Entre viaje y viaje nació otra de mis grandes pasiones, la lectura, y eso se lo agradezco también a Claudia, en la mochila siempre me acompañaba algún bocadito para matar el hambre, un paquete de gofio mezclado con azúcar, yo era tremendo come gofio, y por supuesto un par de libros. Empecé leyendo revistas, claro está que imaginarán por qué, de ahí salté a los libros de aventuras y espionaje y después leía con fruición todo lo que me cayera en las manos. En la Secundaria me apodaron Polilla y yo sabiendo que el que proteste por un apodo más se le pega este me hice el desentendido para ver si se les olvidaba el nombrete, sin embargo mi afición casi fanática por los libros lo recalcaba. Hubiese querido en cambio que me llamaran Rey Arturo y una vez hasta lo insinué entre mis amigos de la escuela, pero fue tal la jodedera que me armaron que desistí del intento, pues un gracioso soltó en alta voz: lo que tú no eres el Rey Arturo el de la Tabla Redonda, sino Rey Arturo el de la cara de tabla y la risotada de todos, menos la mía, fue grande.
¡Claudia, Claudia, como te soñé! La noche que no lo hacía despertaba como vacío, y la que te soñaba más vacío todavía. Por las mañanas siempre tenía que lavar mis calzoncillos.
Mi primera novia por supuesto se llamaba como ella. Era rubita, flaca y de labios muy finos, casi una anti Claudia, pero era Claudia y de solo mencionar su nombre y cerrar los ojos era a la otra a quien besaba y llenaba de caricias. La segunda, Claudia también y la tercera Esperanza Cardenal; una mulata y culona, la otra albina y medio bizca. Total yo amaba con los ojos cerrados, vivía de mis ensueños.

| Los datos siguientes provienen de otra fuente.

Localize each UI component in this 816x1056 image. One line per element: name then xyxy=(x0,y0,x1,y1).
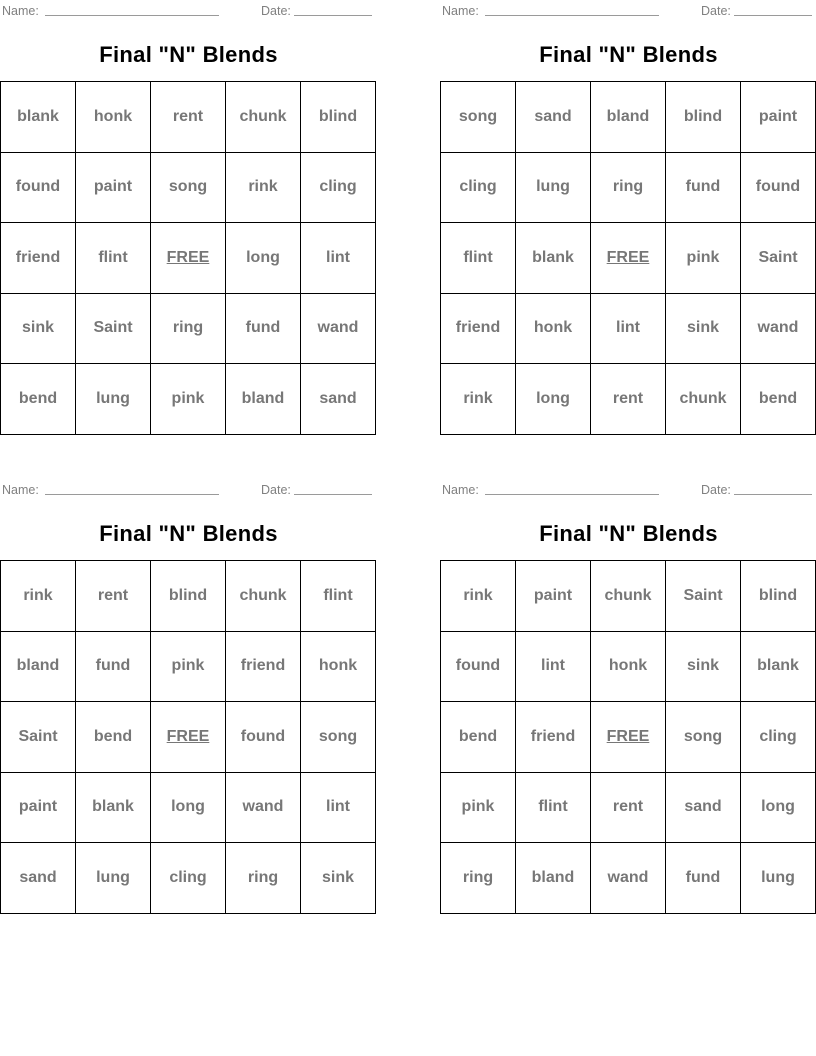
bingo-cell: long xyxy=(226,223,301,294)
bingo-cell: chunk xyxy=(666,364,741,435)
bingo-cell: rent xyxy=(76,561,151,632)
bingo-cell: blank xyxy=(76,772,151,843)
card-title: Final "N" Blends xyxy=(99,521,278,546)
bingo-row xyxy=(441,631,816,702)
date-blank-line xyxy=(734,15,812,16)
bingo-cell: long xyxy=(516,364,591,435)
bingo-cell: lung xyxy=(76,843,151,914)
bingo-cell: blind xyxy=(151,561,226,632)
date-blank-line xyxy=(294,494,372,495)
bingo-cell: wand xyxy=(741,293,816,364)
bingo-cell: bland xyxy=(226,364,301,435)
bingo-row xyxy=(1,293,376,364)
free-cell: FREE xyxy=(151,223,226,294)
bingo-grid xyxy=(440,81,816,435)
bingo-cell: chunk xyxy=(591,561,666,632)
bingo-cell: honk xyxy=(76,82,151,153)
bingo-row xyxy=(1,772,376,843)
name-blank-line xyxy=(45,15,219,16)
bingo-cell: found xyxy=(226,702,301,773)
card-header xyxy=(440,4,816,22)
name-label: Name: xyxy=(2,4,39,18)
bingo-cell: lung xyxy=(741,843,816,914)
bingo-cell: wand xyxy=(591,843,666,914)
bingo-cell: honk xyxy=(516,293,591,364)
bingo-grid xyxy=(0,81,376,435)
bingo-cell: wand xyxy=(226,772,301,843)
free-cell: FREE xyxy=(591,702,666,773)
bingo-row xyxy=(1,223,376,294)
name-label: Name: xyxy=(442,483,479,497)
bingo-cell: lint xyxy=(301,223,376,294)
bingo-cell: pink xyxy=(441,772,516,843)
bingo-grid xyxy=(440,560,816,914)
card-title: Final "N" Blends xyxy=(539,521,718,546)
bingo-cell: friend xyxy=(1,223,76,294)
bingo-cell: pink xyxy=(666,223,741,294)
bingo-row xyxy=(441,152,816,223)
bingo-cell: long xyxy=(741,772,816,843)
bingo-cell: chunk xyxy=(226,82,301,153)
card-title: Final "N" Blends xyxy=(539,42,718,67)
bingo-cell: ring xyxy=(441,843,516,914)
card-title: Final "N" Blends xyxy=(99,42,278,67)
bingo-cell: fund xyxy=(76,631,151,702)
bingo-cell: pink xyxy=(151,631,226,702)
name-blank-line xyxy=(45,494,219,495)
bingo-cell: fund xyxy=(666,152,741,223)
bingo-cell: lint xyxy=(301,772,376,843)
bingo-cell: sand xyxy=(516,82,591,153)
bingo-cell: Saint xyxy=(1,702,76,773)
bingo-cell: lint xyxy=(516,631,591,702)
bingo-cell: bend xyxy=(76,702,151,773)
bingo-cell: lint xyxy=(591,293,666,364)
bingo-cell: cling xyxy=(301,152,376,223)
bingo-cell: lung xyxy=(516,152,591,223)
bingo-cell: found xyxy=(1,152,76,223)
bingo-cell: rink xyxy=(1,561,76,632)
bingo-cell: fund xyxy=(666,843,741,914)
bingo-cell: bland xyxy=(591,82,666,153)
bingo-cell: lung xyxy=(76,364,151,435)
bingo-cell: blank xyxy=(516,223,591,294)
date-label: Date: xyxy=(261,483,291,497)
bingo-cell: sink xyxy=(301,843,376,914)
free-cell: FREE xyxy=(151,702,226,773)
bingo-card xyxy=(0,0,378,438)
bingo-cell: paint xyxy=(1,772,76,843)
bingo-cell: flint xyxy=(441,223,516,294)
bingo-row xyxy=(1,561,376,632)
bingo-cell: bend xyxy=(1,364,76,435)
bingo-cell: flint xyxy=(76,223,151,294)
bingo-cell: bland xyxy=(1,631,76,702)
bingo-cell: ring xyxy=(226,843,301,914)
bingo-cell: paint xyxy=(76,152,151,223)
name-label: Name: xyxy=(2,483,39,497)
bingo-cell: bend xyxy=(441,702,516,773)
bingo-cell: fund xyxy=(226,293,301,364)
bingo-row xyxy=(1,82,376,153)
bingo-cell: long xyxy=(151,772,226,843)
bingo-cell: friend xyxy=(441,293,516,364)
bingo-cell: rent xyxy=(591,364,666,435)
bingo-cell: sand xyxy=(666,772,741,843)
bingo-row xyxy=(441,364,816,435)
bingo-cell: song xyxy=(441,82,516,153)
bingo-cell: rink xyxy=(441,364,516,435)
date-label: Date: xyxy=(701,4,731,18)
date-blank-line xyxy=(734,494,812,495)
bingo-cell: found xyxy=(741,152,816,223)
bingo-cell: ring xyxy=(591,152,666,223)
bingo-cell: found xyxy=(441,631,516,702)
bingo-cell: pink xyxy=(151,364,226,435)
bingo-cell: blank xyxy=(741,631,816,702)
bingo-cell: honk xyxy=(301,631,376,702)
bingo-cell: sand xyxy=(1,843,76,914)
bingo-cell: blind xyxy=(666,82,741,153)
bingo-row xyxy=(1,631,376,702)
bingo-cell: bend xyxy=(741,364,816,435)
bingo-row xyxy=(441,561,816,632)
bingo-cell: Saint xyxy=(666,561,741,632)
bingo-row xyxy=(441,82,816,153)
bingo-cell: sink xyxy=(666,293,741,364)
bingo-cell: Saint xyxy=(76,293,151,364)
name-label: Name: xyxy=(442,4,479,18)
date-label: Date: xyxy=(261,4,291,18)
bingo-row xyxy=(441,293,816,364)
bingo-cell: chunk xyxy=(226,561,301,632)
bingo-cell: wand xyxy=(301,293,376,364)
date-label: Date: xyxy=(701,483,731,497)
bingo-cell: song xyxy=(301,702,376,773)
date-blank-line xyxy=(294,15,372,16)
bingo-cell: rink xyxy=(226,152,301,223)
bingo-row xyxy=(441,843,816,914)
card-header xyxy=(0,4,378,22)
free-cell: FREE xyxy=(591,223,666,294)
bingo-cell: blank xyxy=(1,82,76,153)
bingo-cell: rink xyxy=(441,561,516,632)
bingo-card xyxy=(440,479,816,917)
bingo-cell: sink xyxy=(666,631,741,702)
bingo-row xyxy=(441,223,816,294)
card-header xyxy=(440,483,816,501)
name-blank-line xyxy=(485,494,659,495)
name-blank-line xyxy=(485,15,659,16)
bingo-cell: cling xyxy=(151,843,226,914)
bingo-cell: blind xyxy=(301,82,376,153)
bingo-cell: cling xyxy=(441,152,516,223)
bingo-row xyxy=(1,702,376,773)
bingo-cell: paint xyxy=(741,82,816,153)
bingo-row xyxy=(1,843,376,914)
bingo-row xyxy=(441,772,816,843)
bingo-row xyxy=(441,702,816,773)
bingo-cell: friend xyxy=(226,631,301,702)
bingo-cell: song xyxy=(151,152,226,223)
bingo-cell: rent xyxy=(151,82,226,153)
bingo-cell: cling xyxy=(741,702,816,773)
bingo-grid xyxy=(0,560,376,914)
bingo-cell: sand xyxy=(301,364,376,435)
bingo-cell: flint xyxy=(516,772,591,843)
bingo-cell: paint xyxy=(516,561,591,632)
bingo-cell: Saint xyxy=(741,223,816,294)
bingo-row xyxy=(1,364,376,435)
bingo-cell: bland xyxy=(516,843,591,914)
bingo-cell: song xyxy=(666,702,741,773)
bingo-row xyxy=(1,152,376,223)
bingo-cell: friend xyxy=(516,702,591,773)
bingo-cell: ring xyxy=(151,293,226,364)
bingo-cell: rent xyxy=(591,772,666,843)
bingo-card xyxy=(0,479,378,917)
bingo-cell: honk xyxy=(591,631,666,702)
card-header xyxy=(0,483,378,501)
bingo-cell: flint xyxy=(301,561,376,632)
bingo-card xyxy=(440,0,816,438)
bingo-cell: blind xyxy=(741,561,816,632)
bingo-cell: sink xyxy=(1,293,76,364)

Hubo una época, una rachita mala, en que no ligaba nada, ni Claudias, ni cardenales y entonces por asociación de ideas me dije, cardenal es una mancha rojiza, los chupones son también manchas rojizas, pero quién me los da y se me ocurrió entonces la idea de la manguera. Me situé un extremo en el cuello y el otro en la boca y succioné fuerte, el resultado fue fenomenal. Al otro día me aparecí en la escuela con el pecho y el cuello repletos de moretones de inequívoca procedencia y ante las preguntas ansiosas de mis amigos le di rienda suelta a la imaginación y les conté que me había empatado con una mujer divorciada, treintona, que era una loca en la cama. Daba gracia ver la atención con que me escuchaban y los levantamientos que podía discernir en sus portañuelas con mis historias cargadas de erotismo. Hasta las muchachas del grupo se entusiasmaron con mis cuentos y entonces me apetecieron, al considerarme un tipo de experiencia probada. Fue una linda época y el retorno de la buena racha.